68-Year-Old American Woman Jailed Two Years For Role In Nigerian Online Scam

A 68-year-old Meadville woman with arthritis and other chronic health problems — including anxiety severe enough that she had an emotional support dog with her in court — has been sentenced to two years of probation for acting as a go-between in a multi-layered mail fraud scheme that federal prosecutors said originated in Nigeria.

The defendant, Diana Eckert, got involved in the scams after she was duped into believing a Nigerian she met on Facebook was in love with her, the defense said according to court records.

Eckert also has mental issues, and she sees herself “as slower than most,” according to the records.

Eckert received the sentence of probation in U.S. District Court in Erie on Thursday as she cradled the support dog, which is small enough for her to hold in her lap.

Eckert risked going to prison or getting house arrest, but U.S. Judge Susan Paradise Baxter referred to her “marginal health” and gave her probation and a warning not to end up at the federal courthouse in Erie in the future.

“I am sorry for my actions,” Eckert said. “It is never going to happen again.”

Eckert pleaded guilty in September to one felony count each of conspiracy to commit mail fraud and making a false statement to a postal inspector.
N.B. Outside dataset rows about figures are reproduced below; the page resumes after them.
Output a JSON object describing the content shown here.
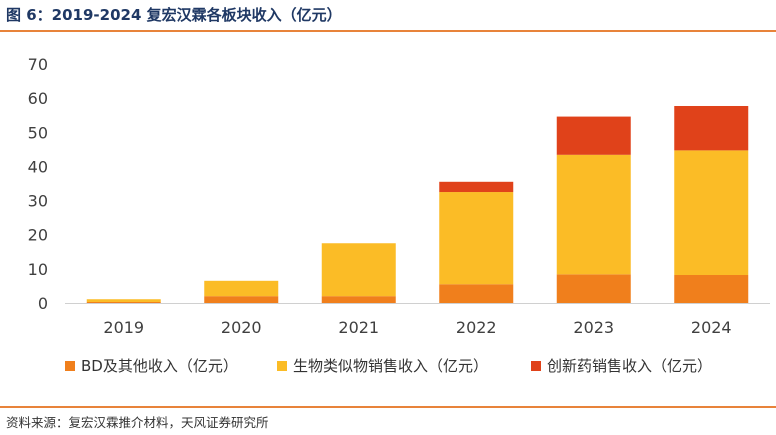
{
  "header": {
    "title": "图 6：2019-2024 复宏汉霖各板块收入（亿元）"
  },
  "footer": {
    "source": "资料来源：复宏汉霖推介材料，天风证券研究所"
  },
  "chart_data": {
    "type": "bar",
    "stacked": true,
    "title": "",
    "xlabel": "",
    "ylabel": "",
    "ylim": [
      0,
      70
    ],
    "yticks": [
      0,
      10,
      20,
      30,
      40,
      50,
      60,
      70
    ],
    "grid": false,
    "legend_position": "bottom",
    "categories": [
      "2019",
      "2020",
      "2021",
      "2022",
      "2023",
      "2024"
    ],
    "series": [
      {
        "name": "BD及其他收入（亿元）",
        "color": "#f07f1c",
        "values": [
          0.3,
          2.0,
          2.0,
          5.5,
          8.4,
          8.2
        ]
      },
      {
        "name": "生物类似物销售收入（亿元）",
        "color": "#fbbc26",
        "values": [
          0.8,
          4.5,
          15.5,
          27.0,
          35.0,
          36.5
        ]
      },
      {
        "name": "创新药销售收入（亿元）",
        "color": "#e0421a",
        "values": [
          0,
          0,
          0,
          3.0,
          11.2,
          13.0
        ]
      }
    ]
  }
}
With the plea, she admitted to being involved in three kinds of fraud: romance scams, car-buying scams and scams to put advertising decals on cars, according to court records. The scams occurred between May 2020 to July 2021.

Eckert received money from victims, converted the funds into bitcoin and remitted the funds “to accounts controlled by co-conspirators located in Nigeria,” according to the indictment returned against her in 2021.

The indictment alleged Eckert worked with the unknown co-conspirators in Nigeria to victimize people throughout the United States. The Nigerians induced the victims to send money to Eckert through the U.S. mail, and Eckert sent the bitcoin-converted funds to Nigeria, according to the indictment.

The federal sentencing guidelines recommended that Eckert get eight to 14 months in federal prison, but probation was also an option.

The Federal Public Defender’s Office cited Eckert’s health problems and asked for a year of probation. The U.S. Attorney’s Office asked for house arrest, arguing that Eckert knew that she was engaging in fraud and ignored at least three warnings from postal inspectors that she was involved in scams. The office said postal inspectors launched the probe against Eckert after noticing that she was receiving multiple packages in which she was accepting money from possible fraud victims.

“Ms. Eckert was told several times that she was essentially involved in money laundering,” the prosecutor, Assistant U.S. Attorney Jeffrey Bengel, of Pittsburgh, said in court. “It is hard to sustain the view that Ms. Eckert did not know what she was doing.”